Nationalism is back in the news. 2016 was a hinge moment. Brexit in the United Kingdom, combined with the Trump and Sanders insurgencies in the United States, focused attention on populism and evolving notions of national identity.
What does nationalism mean in our time? Is American nationalism a distinct variant? Is there a meaningful difference between patriotism and nationalism?
In this episode of the Serve to Lead Podcast, author Samuel Goldman discusses his timely and wide-ranging new book, After Nationalism: Being American in an Age of Division. Goldman sees three predominant, successive tendencies in American history: covenantal (referring to our Puritan heritage), crucible (post-Civil War), and creedal (post-World War II, Cold War). Going forward, Goldman concludes that forging a comprehensive national identity will be elusive in our nation of 330 million. As an alternative, he advocates creation of solidarity through local community action and activism—emerging from the bottom-up, rather than the top-down.

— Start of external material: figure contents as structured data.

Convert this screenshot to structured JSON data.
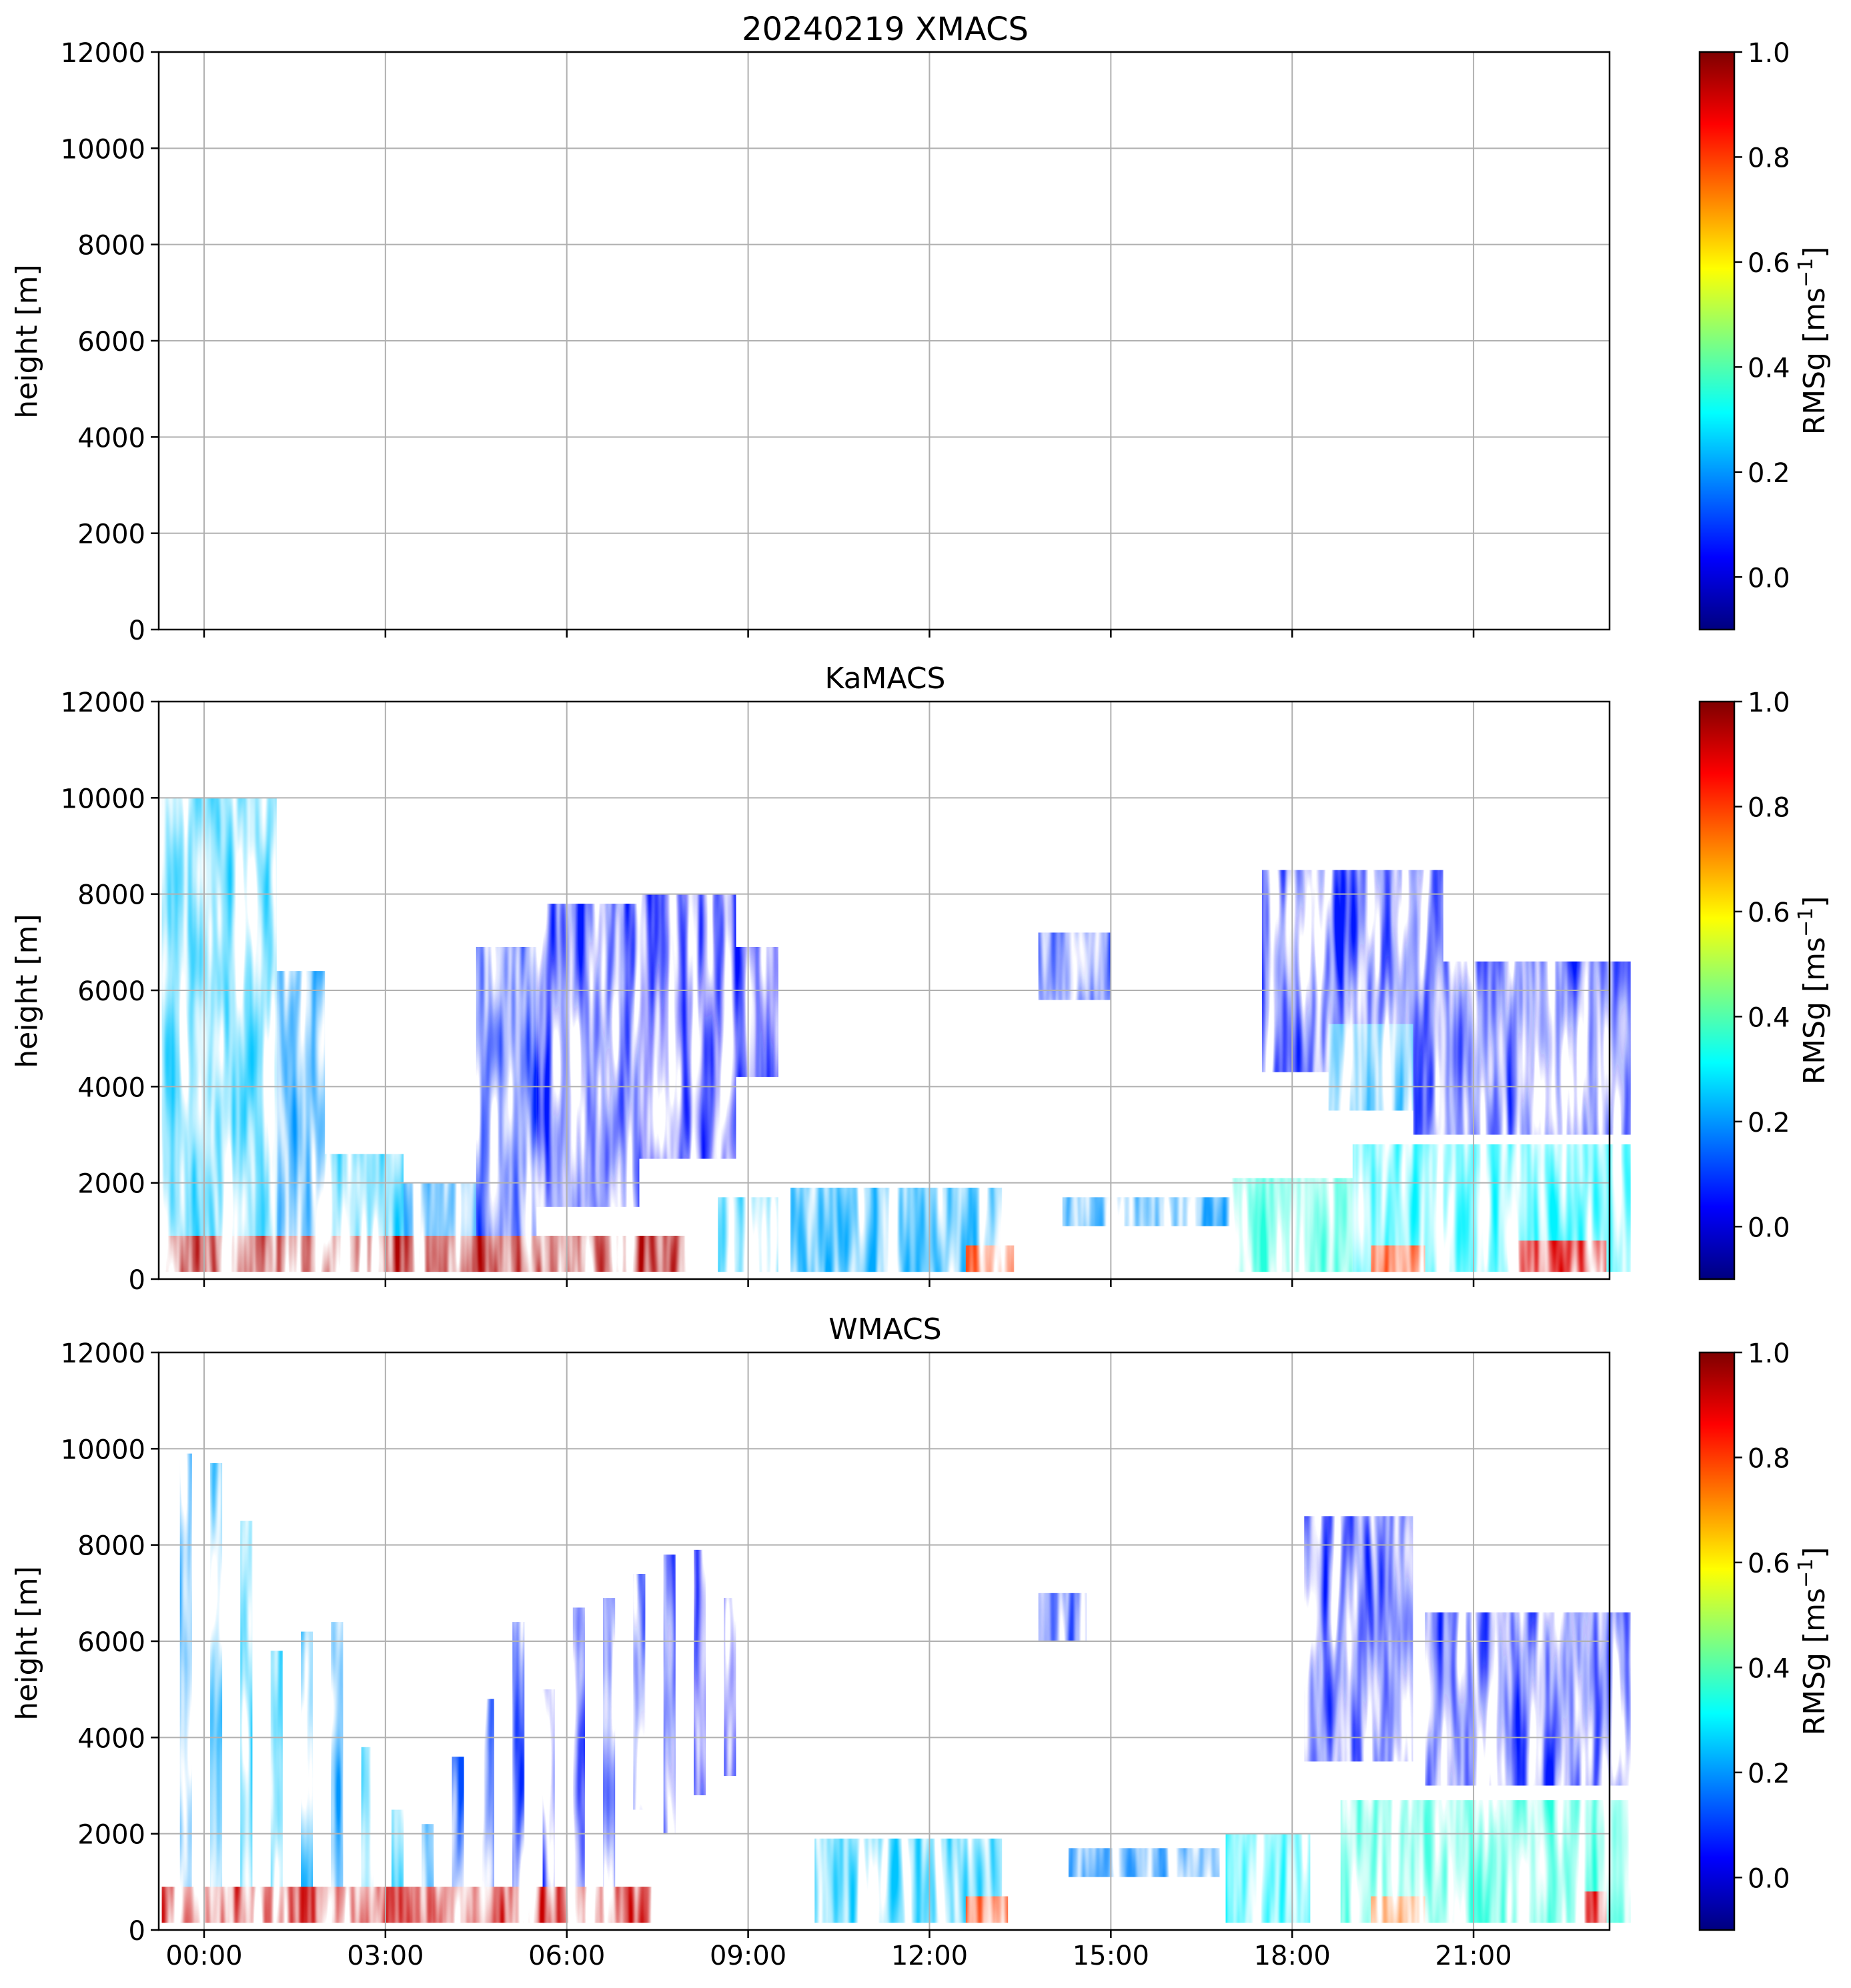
{
  "colorbar": {
    "label": "RMSg [ms",
    "label_sup": "−1",
    "label_end": "]",
    "vmin": -0.1,
    "vmax": 1.0,
    "ticks": [
      "0.0",
      "0.2",
      "0.4",
      "0.6",
      "0.8",
      "1.0"
    ],
    "colormap": "jet",
    "stops": [
      "#00007f",
      "#0000ff",
      "#007fff",
      "#00ffff",
      "#7fff7f",
      "#ffff00",
      "#ff7f00",
      "#ff0000",
      "#7f0000"
    ]
  },
  "time_axis": {
    "ticks": [
      "00:00",
      "03:00",
      "06:00",
      "09:00",
      "12:00",
      "15:00",
      "18:00",
      "21:00"
    ]
  },
  "chart_data": [
    {
      "type": "heatmap",
      "title": "20240219 XMACS",
      "xlabel": "",
      "ylabel": "height [m]",
      "ylim": [
        0,
        12000
      ],
      "yticks": [
        "0",
        "2000",
        "4000",
        "6000",
        "8000",
        "10000",
        "12000"
      ],
      "grid": true,
      "regions": []
    },
    {
      "type": "heatmap",
      "title": "KaMACS",
      "xlabel": "",
      "ylabel": "height [m]",
      "ylim": [
        0,
        12000
      ],
      "yticks": [
        "0",
        "2000",
        "4000",
        "6000",
        "8000",
        "10000",
        "12000"
      ],
      "grid": true,
      "regions": [
        {
          "t": [
            -0.7,
            1.2
          ],
          "h": [
            150,
            10000
          ],
          "v": 0.25
        },
        {
          "t": [
            1.2,
            2.0
          ],
          "h": [
            150,
            6400
          ],
          "v": 0.2
        },
        {
          "t": [
            2.0,
            3.3
          ],
          "h": [
            150,
            2600
          ],
          "v": 0.25
        },
        {
          "t": [
            3.3,
            4.5
          ],
          "h": [
            150,
            2000
          ],
          "v": 0.2
        },
        {
          "t": [
            4.5,
            5.5
          ],
          "h": [
            150,
            6900
          ],
          "v": 0.08
        },
        {
          "t": [
            5.5,
            7.2
          ],
          "h": [
            1500,
            7800
          ],
          "v": 0.06
        },
        {
          "t": [
            7.2,
            8.8
          ],
          "h": [
            2500,
            8000
          ],
          "v": 0.05
        },
        {
          "t": [
            8.8,
            9.5
          ],
          "h": [
            4200,
            6900
          ],
          "v": 0.05
        },
        {
          "t": [
            -0.7,
            8.0
          ],
          "h": [
            150,
            900
          ],
          "v": 0.95
        },
        {
          "t": [
            8.5,
            9.5
          ],
          "h": [
            150,
            1700
          ],
          "v": 0.25
        },
        {
          "t": [
            9.7,
            13.2
          ],
          "h": [
            150,
            1900
          ],
          "v": 0.22
        },
        {
          "t": [
            12.6,
            13.4
          ],
          "h": [
            150,
            700
          ],
          "v": 0.8
        },
        {
          "t": [
            13.8,
            15.0
          ],
          "h": [
            5800,
            7200
          ],
          "v": 0.08
        },
        {
          "t": [
            14.2,
            17.0
          ],
          "h": [
            1100,
            1700
          ],
          "v": 0.2
        },
        {
          "t": [
            17.0,
            19.0
          ],
          "h": [
            150,
            2100
          ],
          "v": 0.35
        },
        {
          "t": [
            17.5,
            20.5
          ],
          "h": [
            4300,
            8500
          ],
          "v": 0.06
        },
        {
          "t": [
            18.6,
            20.0
          ],
          "h": [
            3500,
            5300
          ],
          "v": 0.22
        },
        {
          "t": [
            19.0,
            23.6
          ],
          "h": [
            150,
            2800
          ],
          "v": 0.3
        },
        {
          "t": [
            20.0,
            23.6
          ],
          "h": [
            3000,
            6600
          ],
          "v": 0.06
        },
        {
          "t": [
            19.3,
            20.2
          ],
          "h": [
            150,
            700
          ],
          "v": 0.8
        },
        {
          "t": [
            21.7,
            23.2
          ],
          "h": [
            150,
            800
          ],
          "v": 0.9
        }
      ]
    },
    {
      "type": "heatmap",
      "title": "WMACS",
      "xlabel": "",
      "ylabel": "height [m]",
      "ylim": [
        0,
        12000
      ],
      "yticks": [
        "0",
        "2000",
        "4000",
        "6000",
        "8000",
        "10000",
        "12000"
      ],
      "grid": true,
      "regions": [
        {
          "t": [
            -0.4,
            -0.2
          ],
          "h": [
            150,
            9900
          ],
          "v": 0.2
        },
        {
          "t": [
            0.1,
            0.3
          ],
          "h": [
            150,
            9700
          ],
          "v": 0.22
        },
        {
          "t": [
            0.6,
            0.8
          ],
          "h": [
            150,
            8500
          ],
          "v": 0.25
        },
        {
          "t": [
            1.1,
            1.3
          ],
          "h": [
            150,
            5800
          ],
          "v": 0.25
        },
        {
          "t": [
            1.6,
            1.8
          ],
          "h": [
            150,
            6200
          ],
          "v": 0.22
        },
        {
          "t": [
            2.1,
            2.3
          ],
          "h": [
            150,
            6400
          ],
          "v": 0.2
        },
        {
          "t": [
            2.6,
            2.8
          ],
          "h": [
            150,
            3800
          ],
          "v": 0.25
        },
        {
          "t": [
            3.1,
            3.3
          ],
          "h": [
            150,
            2500
          ],
          "v": 0.25
        },
        {
          "t": [
            3.6,
            3.8
          ],
          "h": [
            150,
            2200
          ],
          "v": 0.2
        },
        {
          "t": [
            4.1,
            4.3
          ],
          "h": [
            150,
            3600
          ],
          "v": 0.12
        },
        {
          "t": [
            4.6,
            4.8
          ],
          "h": [
            150,
            4800
          ],
          "v": 0.1
        },
        {
          "t": [
            5.1,
            5.3
          ],
          "h": [
            150,
            6400
          ],
          "v": 0.08
        },
        {
          "t": [
            5.6,
            5.8
          ],
          "h": [
            150,
            5000
          ],
          "v": 0.06
        },
        {
          "t": [
            6.1,
            6.3
          ],
          "h": [
            150,
            6700
          ],
          "v": 0.06
        },
        {
          "t": [
            6.6,
            6.8
          ],
          "h": [
            150,
            6900
          ],
          "v": 0.07
        },
        {
          "t": [
            7.1,
            7.3
          ],
          "h": [
            2500,
            7400
          ],
          "v": 0.07
        },
        {
          "t": [
            7.6,
            7.8
          ],
          "h": [
            2000,
            7800
          ],
          "v": 0.06
        },
        {
          "t": [
            8.1,
            8.3
          ],
          "h": [
            2800,
            7900
          ],
          "v": 0.05
        },
        {
          "t": [
            8.6,
            8.8
          ],
          "h": [
            3200,
            6900
          ],
          "v": 0.05
        },
        {
          "t": [
            -0.7,
            7.4
          ],
          "h": [
            150,
            900
          ],
          "v": 0.92
        },
        {
          "t": [
            10.1,
            13.2
          ],
          "h": [
            150,
            1900
          ],
          "v": 0.25
        },
        {
          "t": [
            12.6,
            13.3
          ],
          "h": [
            150,
            700
          ],
          "v": 0.8
        },
        {
          "t": [
            13.8,
            14.6
          ],
          "h": [
            6000,
            7000
          ],
          "v": 0.08
        },
        {
          "t": [
            14.3,
            16.8
          ],
          "h": [
            1100,
            1700
          ],
          "v": 0.18
        },
        {
          "t": [
            16.9,
            18.3
          ],
          "h": [
            150,
            2000
          ],
          "v": 0.3
        },
        {
          "t": [
            18.2,
            20.0
          ],
          "h": [
            3500,
            8600
          ],
          "v": 0.06
        },
        {
          "t": [
            18.8,
            23.6
          ],
          "h": [
            150,
            2700
          ],
          "v": 0.35
        },
        {
          "t": [
            20.2,
            23.6
          ],
          "h": [
            3000,
            6600
          ],
          "v": 0.06
        },
        {
          "t": [
            19.3,
            20.2
          ],
          "h": [
            150,
            700
          ],
          "v": 0.75
        },
        {
          "t": [
            22.8,
            23.2
          ],
          "h": [
            150,
            800
          ],
          "v": 0.9
        }
      ]
    }
  ]
}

Samuel Goldman is executive director of the John L. Loeb, Jr. Institute for Religious Freedom and director of the Politics & Values Program. His first book, God’s Country: Christian Zionism in America was published by the University of Pennsylvania Press in 2018. In addition to his academic research, Goldman is literary editor of Modern Age: A Conservative Quarterly and a contributing editor at The American Conservative. His writing has appeared in The New York Times, The Wall Street Journal, and many other publications.